Un fonds spécial pour la prévention des risques naturels majeurs – appelé « fonds Barnier » du nom du nouveau Premier ministre – est au cœur d’un débat entre le gouvernement français et les compagnies d’assurance, divisés sur son financement.
Également connu sous son acronyme français FPRNM, le fonds est considéré comme l’épine dorsale de la politique française de prévention des catastrophes naturelles, selon le dernier rapport du CCR sur le sujet.
Ce fonds permet aux collectivités locales, aux petites entreprises et aux particuliers de financer des travaux visant à réduire la vulnérabilité des bâtiments exposés aux catastrophes naturelles.
Initialement destiné à financer les indemnisations versées aux propriétaires de biens expropriés à la suite de catastrophes naturelles graves, le champ d’action du fonds s’est considérablement élargi depuis sa création en 1995.
Le CCR indique qu’entre 2009 et 2020, le « fonds Barnier » a financé environ 700 opérations préventives pour un montant annuel moyen de plus de 170 millions d’euros – soit plus de 2 milliards d’euros sur la dernière décennie.
Plus de la moitié d’entre eux seraient liés à la construction ou au renforcement d’ouvrages hydrauliques de protection contre les inondations, tels que des digues et des ouvrages de contrôle des eaux.
D’autres fonds européens contribuent à la prévention des risques naturels – comme le Fonds européen de développement régional – permettant de presque doubler chaque année le montant moyen des caisses d’urgence.
Contributions de l’État
Toutefois, depuis 2021, le FPRNM est inscrit au budget de l’État français, son montant est donc convenu et voté par le Parlement.

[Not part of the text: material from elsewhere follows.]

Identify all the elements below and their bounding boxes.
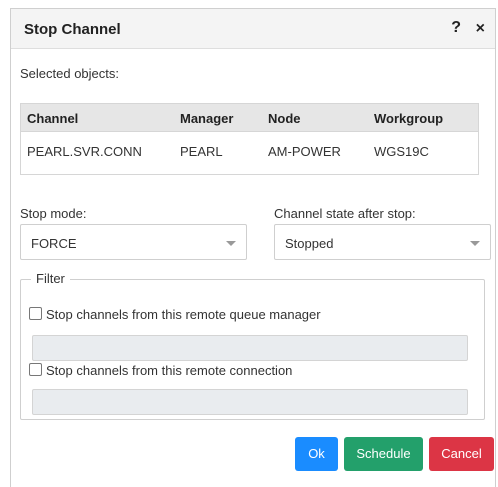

Jusqu’en 2020, le fonds était financé par une taxe sur la « surtaxe » catastrophe naturelle – une contribution supplémentaire prélevée notamment sur les contrats d’assurance multirisque habitation au profit de la CCR et sa contribution lorsque une catastrophe naturelle est déclarée par l’État.
Ce mécanisme de taxation « surtaxe » aurait permis au fonds d’être bien meilleur l’année prochaine, puisque la taxe sur les catastrophes naturelles passera de 12% à 20% à partir du 1er janvier 2025.
L’année dernière, le CCR avait appelé le gouvernement français à augmenter progressivement les moyens dédiés à la prévention « compte tenu de l’augmentation prévisible du coût des sinistres à l’horizon 2050 ».
Taxe controversée
Dimanche, le président de France Assureurs s’est toutefois prononcé contre l’idée selon laquelle les ressources du fonds Barnier devraient rester statiques dans le budget 2025, même si le produit de la taxe augmenterait automatiquement.
« Arrêtez le hold-up sur le fonds Barnier… c’est intolérable ! » Florence Lustman a déclaré à France Info.
La prévention est l’un des piliers du secteur de l’assurance en France, qui y voit un moyen efficace de limiter les sinistres.
Par exemple, la commission des Finances du Sénat estime qu’il y aura d’ici 2023 un écart de 73 millions d’euros entre le montant du fonds Barnier et le produit des prélèvements sur la garantie catastrophes naturelles.
Selon Lustman, le fonds devrait atteindre « environ 450 millions d’euros d’ici 2025… et aujourd’hui nous n’en trouvons que la moitié ».
Dans une interview à l’hebdomadaire français Journal du DimancheBarnier s’est dit convaincu que le fonds qui porte son nom pourrait être « mobilisé » pour financer le plan national d’adaptation au changement climatique, prévu fin octobre et présenté comme prioritaire.
Ce n’est pas la première fois que le fonds Barnier se retrouve au centre de polémiques.
En mars 2017, la Cour des comptes française a critiqué la gestion du fonds, citant une comptabilité « inutilement complexe », des dépenses mal évaluées et des cas d’indemnisations indues.
Selon la Cour, le fonds a fini par financer des dépenses ordinaires de l’État, telles que des études ou des subventions aux collectivités locales, augmentant ainsi ses propres coûts.